At the heart of this intricate mystery is Martin Landau, a married doctor who was having an affair with the victim and had the means, motive, and opportunity to kill her, making him the logical suspect. I don't mean this is in a negative way, but Landau appears to just be in a different movie than everyone else--he's acting the shit out of this role, bringing some humanizing drama to an otherwise non-sympathetic cast of characters. Yes, he "slummed" around in schlock cinema for years (The Being and Alone in the Dark come to mind), but his classy presence here fits the material somehow, in what was probably a happy accident of casting.

Perhaps the most remembered thing about Strange Shadows in an Empty Room is the I-saw-The-French-Connection-and-Bullitt-and-raise-you-$100 car chase sequence. And admittedly, it is pretty cool and insanely over the top. But director Alberto de Martino apparently decided not to storyboard it, instead improvising it on the fly, inspired by jazz. Which certainly shows.

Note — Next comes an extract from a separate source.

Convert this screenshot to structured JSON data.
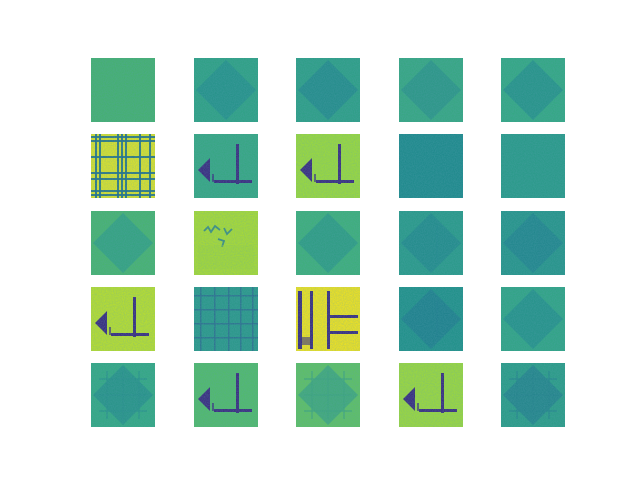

There is a chaotic elegance to the chase, but the sloppiness of craft does shine through: weird and disorienting car interior shots, discontinuity of car damage, etc. However, those are small complaints, as it's still a rad, little centerpiece that will no doubt cheer you up during these bleak times. Rather than the feeling of freewheeling jazz, it's more like ramshackle, lo-fi 90's slacker rock--and honestly, I'd rather listen to Pavement than Miles Davis, any day of the week.

While not being a complete home run (the mystery is a real shit sandwich of leftover made for TV ingredients), this film will surely tick the many boxes of your 70's exploitation needs. AllMovie goes further, saying, "Strange Shadows in an Empty Room can only be recommended to hardcore Eurotrash buffs."

I can't give it a bigger endorsement than that.